Produção de açúcar e etanol: combustível brasileiro é mais verde que o dos EUA (Rodolfo Beuher/Reuters)

Concorrência

A permanência da cota de 750 milhões de litros sem tarifas ou a total desoneração da compra do combustível norte-americano, como quer Trump, poderia causar graves problemas para o setor do Brasil, que tem hoje estoques 40% acima do padrão, devido à pandemia do coronavírus.

Como os Estados Unidos dão subsídios ao setor de milho, o etanol de lá, sem tarifas, acaba chegando muito barato ao Brasil, sendo preferência das distruibuídoras de combustíveis.Em 2019, dos 1,4 bilhão de litros importados aqui, 1,3 vieram dos Estados Unidos.

Para o presidente da União da Indústria de Cana-de-Açúcar, o governo brasileiro não deve sucumbir ao pedido de Trump.

“Embora respeitando a afinidade do presidente Bolsonaro e Trump, a lealdade do presidente tem que ser com 210 milhões de brasileiros. Eu não acredito também que o presidente Bolsonaro usaria esse tema para ajudar Trump na eleição americana, até porque isso seria ilegal. Como não tem justitfica econômica, nós estamos tranquilos. As mensagens que temos recebido do governo são de tranquilidade”, explicou Bussi.

As explicações internas

De olho nos percalços da corrida eleitoral deste ano, o republicano quer agradar o eleitorado do interior do país, que depende da produção e exportação agrícola. Pesquisas têm mostrado Trump atrás do democrata Joe Biden nas intenções de voto dos eleitores norte-americanos.

Na entrevista coletiva desta terça, Trump voltou a elogiar Bolsonaro nesta terça enquanto fazia as ameças.

"Não queremos as pessoas impondo tarifa a nós, embora eu tenha uma relação muito boa com o presidente Bolsonaro. Ele está indo bem, ele se recuperou da covid-19, o que é ótimo, eu envio minhas saudações", disse o presidente.

Mesmo com excedente de etanol de milho em seu país, os Estados Unidos ainda assim importam o combustível brasileiro. Do 1,9 bilhão de litros exportados em 2019, 1,1 bilhão foram para o país, principalmente para o estado da Califórnia, que prioriza a economia “verde”.

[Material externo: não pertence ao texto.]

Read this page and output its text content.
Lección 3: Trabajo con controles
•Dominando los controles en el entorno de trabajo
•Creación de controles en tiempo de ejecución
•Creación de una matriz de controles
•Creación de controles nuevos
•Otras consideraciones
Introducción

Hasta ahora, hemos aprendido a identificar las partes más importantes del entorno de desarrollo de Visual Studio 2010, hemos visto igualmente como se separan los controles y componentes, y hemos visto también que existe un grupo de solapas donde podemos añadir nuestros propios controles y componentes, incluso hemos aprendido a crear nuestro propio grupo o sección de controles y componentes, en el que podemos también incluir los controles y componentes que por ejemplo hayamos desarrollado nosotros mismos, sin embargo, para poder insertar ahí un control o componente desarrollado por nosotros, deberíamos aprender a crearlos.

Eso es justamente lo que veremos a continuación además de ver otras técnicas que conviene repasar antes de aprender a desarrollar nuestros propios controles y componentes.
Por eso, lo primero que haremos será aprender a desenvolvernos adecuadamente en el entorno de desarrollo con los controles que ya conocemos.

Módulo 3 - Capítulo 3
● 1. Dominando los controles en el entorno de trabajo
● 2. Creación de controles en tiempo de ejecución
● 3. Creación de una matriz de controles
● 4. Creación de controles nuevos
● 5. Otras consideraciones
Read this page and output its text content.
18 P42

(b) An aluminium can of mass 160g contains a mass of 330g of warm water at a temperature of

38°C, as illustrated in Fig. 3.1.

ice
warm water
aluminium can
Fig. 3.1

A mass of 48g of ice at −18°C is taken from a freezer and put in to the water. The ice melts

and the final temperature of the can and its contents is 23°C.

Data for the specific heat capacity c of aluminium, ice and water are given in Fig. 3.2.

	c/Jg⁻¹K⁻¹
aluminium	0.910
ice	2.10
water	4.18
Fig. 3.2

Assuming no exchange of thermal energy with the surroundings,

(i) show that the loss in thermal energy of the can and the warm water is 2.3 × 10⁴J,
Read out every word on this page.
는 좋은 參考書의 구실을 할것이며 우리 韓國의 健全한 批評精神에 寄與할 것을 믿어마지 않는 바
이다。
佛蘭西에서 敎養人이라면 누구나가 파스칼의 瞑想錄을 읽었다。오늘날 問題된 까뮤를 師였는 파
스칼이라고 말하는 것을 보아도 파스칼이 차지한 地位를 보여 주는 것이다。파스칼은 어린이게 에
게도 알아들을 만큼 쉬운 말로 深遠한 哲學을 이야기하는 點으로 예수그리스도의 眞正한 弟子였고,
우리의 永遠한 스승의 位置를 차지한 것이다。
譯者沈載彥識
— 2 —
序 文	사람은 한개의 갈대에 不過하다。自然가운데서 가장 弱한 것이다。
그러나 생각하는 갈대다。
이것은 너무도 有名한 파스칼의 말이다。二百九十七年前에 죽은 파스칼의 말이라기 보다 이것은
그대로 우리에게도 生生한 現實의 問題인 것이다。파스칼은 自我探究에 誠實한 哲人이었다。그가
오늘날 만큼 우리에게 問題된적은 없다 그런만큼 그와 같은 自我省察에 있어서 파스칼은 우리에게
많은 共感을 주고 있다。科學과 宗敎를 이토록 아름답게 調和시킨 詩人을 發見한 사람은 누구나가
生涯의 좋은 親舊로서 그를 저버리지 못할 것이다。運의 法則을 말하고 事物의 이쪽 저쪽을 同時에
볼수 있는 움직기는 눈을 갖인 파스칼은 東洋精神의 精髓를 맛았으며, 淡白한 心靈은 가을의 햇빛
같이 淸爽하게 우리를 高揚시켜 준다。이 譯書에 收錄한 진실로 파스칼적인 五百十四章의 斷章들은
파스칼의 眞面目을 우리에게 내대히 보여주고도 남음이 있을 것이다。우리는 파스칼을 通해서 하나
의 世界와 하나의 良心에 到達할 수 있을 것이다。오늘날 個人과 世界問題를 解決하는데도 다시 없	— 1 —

As ameças de Trump de impor tarifas a compras de bens brasileiros se somam a diversas movimentações que o presidente toma desde que assumiu defendendo os interesses de produtores norte-americanos, em vez da bandeira do livre-comércio, algo que sempre fez parte dos Estados Unidos. Em 2019, Trump chegou a ameaçar a taxar importações de alumínio, inclusive do Brasil, mas manteve o país com a posição de preferência que tinha.